It’s sort of accepted lore by everyone that you must choose one religion to raise your children. Kids will be confused, it’s a watering down of both traditions, and in the end, by not choosing one tradition, you’re in essence choosing no tradition that your child will be fully comfortable in. Don’t do both–do just one. If you’re Jewish, BE Jewish. Do it all the way. And if you are going to do it halfway, at least acknowledge that you are going to have hopeless, confused, and bewildered kids, with no real spiritual grounding or traditions to fall back on.
At least, that’s the message I’ve always gotten. And I’ve been doing this for a while now; my husband and I are coming up on our 12 year anniversary. And what I’ve found, for us, is that the message is wrong.
I know that we’re not technically interfaith. I converted to Judaism, and my oldest two children went to the mikveh along with me. Our youngest was born after the conversion, so her Judaism is assured as well. My oldest child knew she was Jewish from an early age, but it became clear that according to Jewish law, technically, she wasn’t. I didn’t want her to feel torn or like she wasn’t able to claim her Judaism, and took the steps to make sure that she was officially Jewish, even though there are still a lot of Jewish rabbis who would still claim that her conversion isn’t valid because it wasn’t through an Orthodox rabbi. But I did all I could to make sure that she, her brother, and any future children would feel as at home and as comfortable in the religion and spiritual community we were raising them in as possible.

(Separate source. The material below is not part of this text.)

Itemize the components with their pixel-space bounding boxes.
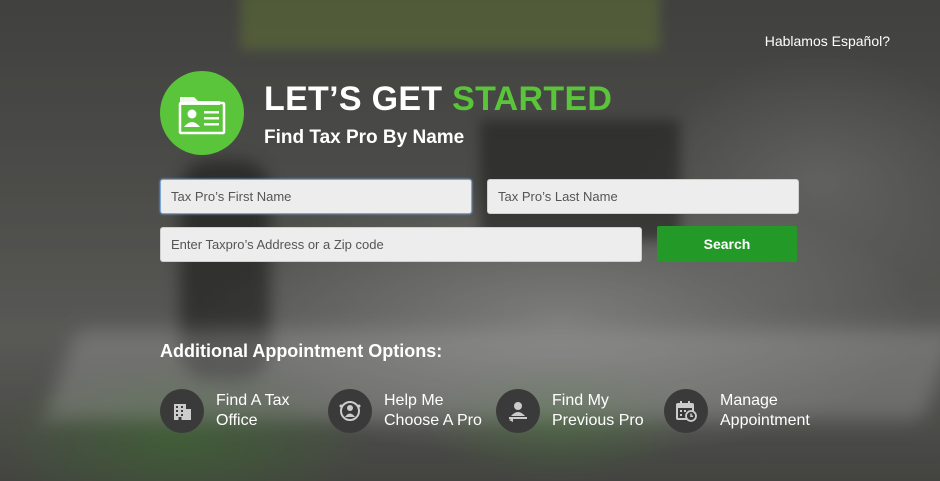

Even before conversion, I was never a particularly observant Catholic. Spiritual, yes, but not particularly “religious.” So in many ways, we didn’t face the same kind of religious discussions that other interfaith families had. Jewish theology has always made sense to me, and it was always a good fit for what I had sort of figured out on my own.
While I still feel very much like we’re an interfaith family, we’re not. We’re an “interculture” family. As far as spiritually, we’re pretty much on the same page. My husband and I aren’t identical in our beliefs, but we’re close enough–closer probably than many couples where both members grew up Jewish. But culturally, we’re still very different.
I love Christmas, he doesn’t. I downplay it in our home, but still actively celebrate–and he celebrates it a lot more than he’d like to, I’m sure. It’s a cultural difference. Neither of our parents are delighted with it. Mine worry that the kids are missing out, and his don’t really understand why I keep insisting on having a tree every year. Not every difference is as weighted.` I like milk with dinner and butter on my bagels, and he doesn’t. I’ll never remember to get gefilte fish for Passover without being reminded, and I still think horseradish is gross. He prefers to have the prayers and blessings in Hebrew; I’d rather English, so we do both.
But we have three kids–five including my (Jewish) stepdaughters–and we’re raising them in a Jewish household. And I get mad. I know I need to stop, but I get hurt and mad and offended when I read that our parenting style is “wrong,” and that our kids are only half Jewish and thus not as “Jewish” as kids who weren’t afflicted with a non-Jewish parent. I get hurt and frustrated when I think about my kids reading debates over whether or not they’re actually Jewish, discussions over how their upbringing may be leading to the demise of the Jewish people as a whole, and why putting up a Christmas tree is so, so wrong.
My kids are Jewish. They know that they are part of an ancient tradition, repeating prayers and celebrating holidays that go back for thousands of years. But they’re also proud descendants of Irish, Scottish, and English colonists, and have a branch of the family tree for the lone man who was put to death during the Salem Witch Trials. My family believes in fairies and Christmas trees, too much candy on Easter, and that going to the ocean is a spiritual experience. That’s as much a part of them as matzah on Passover and singing the shema. They shouldn’t feel as though to be one, they can’t have the other.
I’m convinced that we, as a Jewish community, need to really think about the message we send when we claim that interfaith marriage is wrong. In light of the overwhelming number of kids with one Jewish parent and one non-Jewish parent, we need to be a whole lot more inclusive and accepting and supportive. Judaism has lasted for thousands of years, and I don’t think that my marriage, and others like it, are going to stop it now.